Book of the Month: Atlantic,by Simon Winchester
Simon Winchester has tackled some enormous topics in his journalistic career, among them the making of the Oxford English Dictionary, the birth of modern geology, and the eruption of Krakatoa in 1883. But in his new book he takes on the most daunting subject yet—the biography of the Atlantic Ocean. (At this rate, his next books are likely to be entitled Earth and then Cosmos.)
Fashioning an epic picture-puzzle of the Atlantic Ocean, Winchester ranges from the landmass-wrenching rifts that ten million years ago created the “sinuous snakelike river of an ocean” to 21st-century Newfoundland, where the absence of once abundant cod embodies a stunning lesson.
One of Winchester’s most transporting passages is his description of the South African cape where some of the first humans settled by the ocean’s shore. He recreates their initial tentative discovery of pools “fronded with green and furtive with darting movement,” “furiously alive with creatures”—nutritious and easily gathered.
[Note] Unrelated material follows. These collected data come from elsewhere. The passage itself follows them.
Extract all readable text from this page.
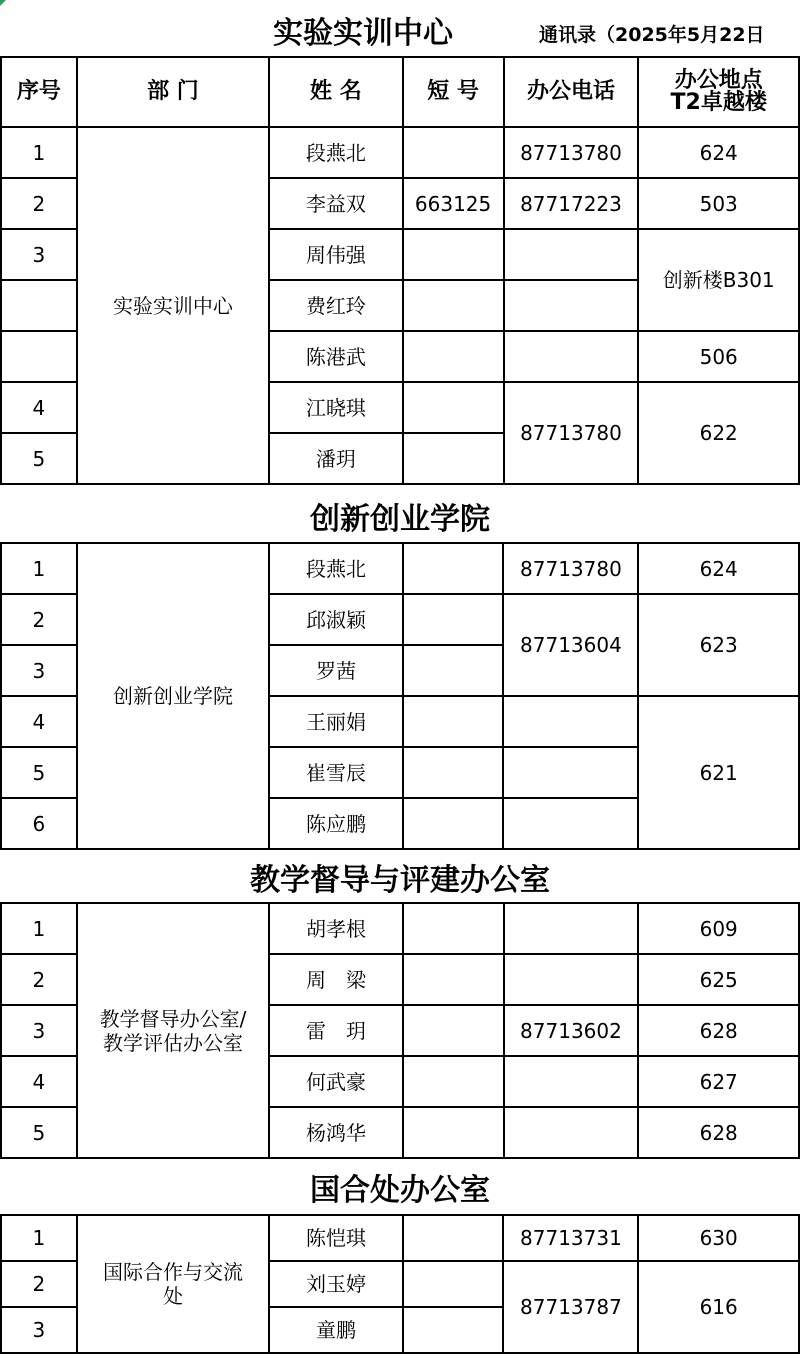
实验实训中心	通讯录（2025年5月22日
序号	部 门	姓 名	短 号	办公电话	办公地点
T2卓越楼

1	实验实训中心	段燕北		87713780	624
2		李益双	663125	87717223	503
3		周伟强			创新楼B301
		费红玲			
		陈港武			506
4		江晓琪		87713780	622
5		潘玥			
创新创业学院
1	创新创业学院	段燕北		87713780	624
2		邱淑颖		87713604	623
3		罗茜			
4		王丽娟			621
5		崔雪辰			
6		陈应鹏			
教学督导与评建办公室
1	教学督导办公室/
教学评估办公室	胡孝根			609
2		周　梁			625
3		雷　玥		87713602	628
4		何武豪			627
5		杨鸿华			628
国合处办公室
1	国际合作与交流
处	陈恺琪		87713731	630
2		刘玉婷		87713787	616
3		童鹏			
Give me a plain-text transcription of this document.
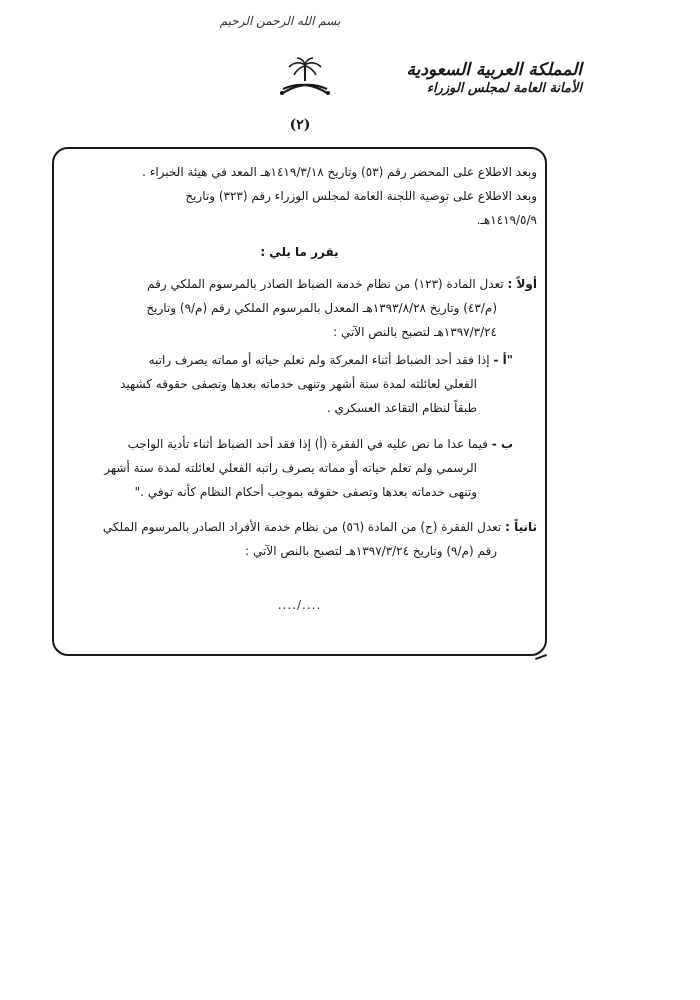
بسم الله الرحمن الرحيم
المملكة العربية السعودية
الأمانة العامة لمجلس الوزراء
(٢)
وبعد الاطلاع على المحضر رقم (٥٣) وتاريخ ١٤١٩/٣/١٨هـ المعد في هيئة الخبراء .
وبعد الاطلاع على توصية اللجنة العامة لمجلس الوزراء رقم (٣٢٣) وتاريخ
١٤١٩/٥/٩هـ.
يقرر ما يلي :
أولاً : تعدل المادة (١٢٣) من نظام خدمة الضباط الصادر بالمرسوم الملكي رقم
(م/٤٣) وتاريخ ١٣٩٣/٨/٢٨هـ المعدل بالمرسوم الملكي رقم (م/٩) وتاريخ
١٣٩٧/٣/٢٤هـ لتصبح بالنص الآتي :
"أ - إذا فقد أحد الضباط أثناء المعركة ولم تعلم حياته أو مماته يصرف راتبه
الفعلي لعائلته لمدة ستة أشهر وتنهى خدماته بعدها وتصفى حقوقه كشهيد
طبقاً لنظام التقاعد العسكري .
ب - فيما عدا ما نص عليه في الفقرة (أ) إذا فقد أحد الضباط أثناء تأدية الواجب
الرسمي ولم تعلم حياته أو مماته يصرف راتبه الفعلي لعائلته لمدة ستة أشهر
وتنهى خدماته بعدها وتصفى حقوقه بموجب أحكام النظام كأنه توفي ."
ثانياً : تعدل الفقرة (ح) من المادة (٥٦) من نظام خدمة الأفراد الصادر بالمرسوم الملكي
رقم (م/٩) وتاريخ ١٣٩٧/٣/٢٤هـ لتصبح بالنص الآتي :
..../....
Marrying exhaustive research with exhilarating storytelling, Winchester’s precise, intimate, and encyclopedic evocation proves as inexhaustibly rich as the watery body it embraces.
Inspired by Steinbeck
Two new books take their inspiration from John Steinbeck’s classic Travels with Charley. Bill Barich’s Long Way Home traces twisting Route 50 from New York to San Francisco in the summer of 2008. Barich creates a montage of the U.S. at a critical juncture of political tension and economic meltdown. Gregory Zeigler’s Travels with Max also follows Steinbeck’s journey, this time with a dog named Max, in a similar quest to understand the contemporary U.S.
Sun and Ice
In Chasing the Sun, Richard Cohen travels from Arizona to Italy, through over 20 countries, drawing connections between the sun and each destination’s culture, science, religion, and language. Tess Burrows’s Cold Hands, Warm Heart recounts the British grandmother’s participation in the South Pole Race, an epic trek struggling against the elements, bearing messages of world peace to the Pole.
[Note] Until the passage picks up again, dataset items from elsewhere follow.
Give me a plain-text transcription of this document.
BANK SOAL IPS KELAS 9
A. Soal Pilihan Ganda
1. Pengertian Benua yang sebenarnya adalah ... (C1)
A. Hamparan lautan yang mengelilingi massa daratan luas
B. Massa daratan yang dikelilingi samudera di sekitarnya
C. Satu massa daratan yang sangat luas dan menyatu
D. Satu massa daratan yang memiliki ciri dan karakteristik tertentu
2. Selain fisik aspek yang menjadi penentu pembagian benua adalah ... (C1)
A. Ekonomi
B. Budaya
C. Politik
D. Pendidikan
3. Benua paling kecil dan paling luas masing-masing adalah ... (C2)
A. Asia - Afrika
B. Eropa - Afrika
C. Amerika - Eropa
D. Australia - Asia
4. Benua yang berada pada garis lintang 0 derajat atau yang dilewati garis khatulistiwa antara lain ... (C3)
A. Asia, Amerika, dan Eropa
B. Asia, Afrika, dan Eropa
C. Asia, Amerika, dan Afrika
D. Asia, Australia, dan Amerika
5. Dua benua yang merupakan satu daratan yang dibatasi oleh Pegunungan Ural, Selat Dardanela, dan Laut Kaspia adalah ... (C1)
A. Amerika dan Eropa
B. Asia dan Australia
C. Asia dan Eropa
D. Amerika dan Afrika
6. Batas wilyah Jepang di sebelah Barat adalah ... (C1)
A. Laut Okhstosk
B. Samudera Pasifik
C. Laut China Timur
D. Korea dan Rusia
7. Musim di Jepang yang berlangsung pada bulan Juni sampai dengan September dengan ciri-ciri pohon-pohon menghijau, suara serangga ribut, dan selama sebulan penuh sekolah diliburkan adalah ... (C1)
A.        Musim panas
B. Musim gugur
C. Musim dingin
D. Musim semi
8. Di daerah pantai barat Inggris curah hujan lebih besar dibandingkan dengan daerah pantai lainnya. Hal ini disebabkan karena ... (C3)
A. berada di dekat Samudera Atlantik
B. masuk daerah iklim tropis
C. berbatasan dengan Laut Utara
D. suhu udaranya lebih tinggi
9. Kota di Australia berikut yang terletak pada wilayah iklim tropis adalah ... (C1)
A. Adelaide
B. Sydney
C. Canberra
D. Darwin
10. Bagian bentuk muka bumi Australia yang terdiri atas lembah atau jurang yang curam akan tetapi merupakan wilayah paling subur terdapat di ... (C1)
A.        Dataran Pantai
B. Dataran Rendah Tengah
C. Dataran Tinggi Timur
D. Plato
Adrienne Sharp sets her novel, The True Memoirs of Little K, in turn-of-the-20th-century St. Petersburg, where a Russian prima ballerina becomes mistress to the aristocrat who will be Czar Nicholas II. Backstage drama, court intrigue, and political revolution drive Sharp’s sweeping tale. Peter Ackroyd, author of the biographies London and Thames, now tackles La Serenissima in Venice: Pure City, which delves delightfully into topics ranging from the city’s first refugees to the mosaics of St. Mark’s and the glassblowers of Murano.
One Last Thing:
A Photographer’s Legacy of Love
One of the greatest honors of my early years as a travel editor was working with Galen Rowell, a photo-artist and adventurer who was widely acknowledged as the pre-eminent mountain photographer of his generation. While he traveled to all seven continents for magazine articles and books, Rowell called the Eastern Sierra his “favorite place on Earth”; he had even bought a house there in 2000, two years before his death in a tragic plane crash. Galen Rowell’s Sierra Nevada, compiled by the editors of Sierra Club Books, presents more than 70 of Rowell’s Sierra-scapes made over a period of almost four decades; this sumptuously produced collection demonstrates the breadth and depth of Rowell’s photographic achievement—as a connoisseur of light, as a master of high-country techniques, and as an enraptured guide to his adopted home.